L’entrepreneur est celui qui se trouve confronté à une situation d’incertitude – typiquement un nouveau marché qui n’a jamais existé auparavant – et qui donc ne peut calculer de probabilité. La caractéristique essentielle d’un environnement incertain est l’isotropie, un terme introduit par le philosophe Jerry Fodor, ce qui signifie simplement que soit il n’y a pas d’information, soit l’entrepreneur n’a aucun critère pour décider laquelle est pertinente et laquelle ne l’est pas. Aucun « calcul » n’est donc possible.

On voit bien le problème: comment et sur quels critères décider quelle action entreprendre face à cela si tout se vaut? En effet, les modèles de prise de décision sont habituellement basés sur une hypothèse de rationalité objective selon laquelle le décideur dispose de toute l’information nécessaire pour prendre sa décision, ce qui en situation d’incertitude n’est évidemment pas possible. Par manque « objectif » d’information, on souligne bien que le problème n’est pas que l’entrepreneur n’arrive pas à obtenir cette information, mais bien que celle-ci n’existe pas.

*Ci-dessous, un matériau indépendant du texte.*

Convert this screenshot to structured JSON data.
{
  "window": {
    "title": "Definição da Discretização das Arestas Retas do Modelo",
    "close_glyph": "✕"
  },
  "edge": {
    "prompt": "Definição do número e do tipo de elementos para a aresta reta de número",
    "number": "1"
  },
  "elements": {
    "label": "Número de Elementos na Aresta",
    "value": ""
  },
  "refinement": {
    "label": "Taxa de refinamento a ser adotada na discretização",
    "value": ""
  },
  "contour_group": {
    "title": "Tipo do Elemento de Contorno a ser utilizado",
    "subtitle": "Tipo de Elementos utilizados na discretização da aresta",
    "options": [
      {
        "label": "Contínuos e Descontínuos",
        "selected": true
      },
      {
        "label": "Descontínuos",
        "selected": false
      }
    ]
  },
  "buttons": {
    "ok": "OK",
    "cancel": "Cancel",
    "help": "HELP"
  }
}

Il faut donc opérer deux changements. Le premier est de passer d’une logique de décision par le calcul, impossible en incertitude car l’information est soit inexistante, soit isotrope, à une logique de décision par le jugement et l’hypothèse.

Le second changement consiste à passer de critères objectifs de pertinence de l’information choisie à des critères subjectifs, ou plus exactement intersubjectifs. En substance, l’entrepreneur se dit « Puisqu’il n’existe aucun critère objectif pour choisir telle information plutôt que telle autre, je vais me mettre d’accord avec quelqu’un d’autre et nous déciderons ensemble quoi choisir. » Car après-tout, trouver quelqu’un qui est d’accord pour avancer sur la base d’un hypothèse commune est suffisant; nul besoin d’autre chose.

En pratique, qu’est-ce que cela signifie? Un exemple typique consiste, plutôt qu’à essayer de prédire ce que deviendra tel ou tel marché (approche objective), à se mettre d’accord avec un client pour créer ensemble un produit. L’incertitude entre l’entrepreneur et le client disparaît alors totalement, puisque l’entrepreneur travaille sur la base d’un cahier des charges et que le client passe une commande sur la base de ce cahier des charges. En dehors de cette relation, l’incertitude persiste, mais elle ne compte plus. C’est pour cela qu’on parle de relation intersubjective: c’est subjectif, c’est à dire choisi par nous, entre deux parties qui contractent volontairement. Le client devient une partie prenante au projet entrepreneurial par son engagement dans le processus de co-création. On notera bien que l’engagement du client ici est absolument fondamental au processus et qu’il se traduit par la fourniture de ressources à l’entrepreneur (argent, temps, mise à disposition d’experts, etc). Il ne s’agit pas juste pour ce client de dire « Allez-y j’aime bien ce que vous faites », ce qui n’aurait pas grande valeur, mais de dire: je crois à ce que vous faites, j’en ai besoin, et donc je vais vous aider à le faire car nous y gagnons tous les deux.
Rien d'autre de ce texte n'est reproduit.